As liver transplant surgeon Dr Vivek Shanmugam explains:

“When a man falls ill, it is usually his wife who steps forward to donate. But when the patient is a woman, male relatives rarely volunteer.”

This gender bias ensures that men not only get sick more often but also receive more life-saving transplants.

Solutions: Cadaver Donation and Awareness

Experts suggest that the solution is shifting focus from living donor transplants to cadaver donations in India.

  • Cadaver transplants are allocated from a waitlist, free from gender bias.
  • Popularising cadaver donation can reduce the exploitation of women as “default donors.”

Dr Amalorpavanathan notes:
“Promoting cadaver donations is essential for making organ transplantation more ethical, balanced, and less exploitative.”

Role of NGOs in Reducing Gender Disparities

Organisations like Transplant India are already working towards this goal.
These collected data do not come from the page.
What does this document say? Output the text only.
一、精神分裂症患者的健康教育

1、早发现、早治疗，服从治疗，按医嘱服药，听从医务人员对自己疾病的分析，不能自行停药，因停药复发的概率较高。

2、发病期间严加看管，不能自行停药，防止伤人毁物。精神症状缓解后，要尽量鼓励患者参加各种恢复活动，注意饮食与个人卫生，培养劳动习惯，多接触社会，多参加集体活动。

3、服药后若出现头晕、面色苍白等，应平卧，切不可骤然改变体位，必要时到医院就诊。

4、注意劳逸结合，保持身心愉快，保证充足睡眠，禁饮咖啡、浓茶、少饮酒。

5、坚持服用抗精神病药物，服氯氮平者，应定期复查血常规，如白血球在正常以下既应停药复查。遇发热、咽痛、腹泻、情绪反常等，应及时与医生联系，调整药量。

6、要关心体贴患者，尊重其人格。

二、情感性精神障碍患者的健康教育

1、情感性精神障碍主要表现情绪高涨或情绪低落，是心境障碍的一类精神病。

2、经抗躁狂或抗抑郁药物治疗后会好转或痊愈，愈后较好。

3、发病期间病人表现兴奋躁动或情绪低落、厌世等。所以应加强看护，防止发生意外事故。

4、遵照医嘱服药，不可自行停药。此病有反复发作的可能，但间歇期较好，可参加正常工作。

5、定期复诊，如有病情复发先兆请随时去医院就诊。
They:

  • Create awareness about the ethical issues in live organ donation.
  • Encourage cadaver donations to reduce the gender gap.
  • Provide financial support for underprivileged patients in need of transplants.

Their efforts highlight that organ donation should be a shared responsibility, not a burden disproportionately placed on women.

A Call for Change

Archana Kamath’s untimely death is a painful reminder of the hidden sacrifices women make in organ donation. Her generosity saved a life, revealing how deeply unequal the system is.

For true change, we need:

  • Greater awareness of gender disparity in organ donation.
  • Stronger promotion of cadaver transplants.
  • A cultural shift towards equal responsibility in families.

Only then can organ donation in India become not just life-saving but also fair and just.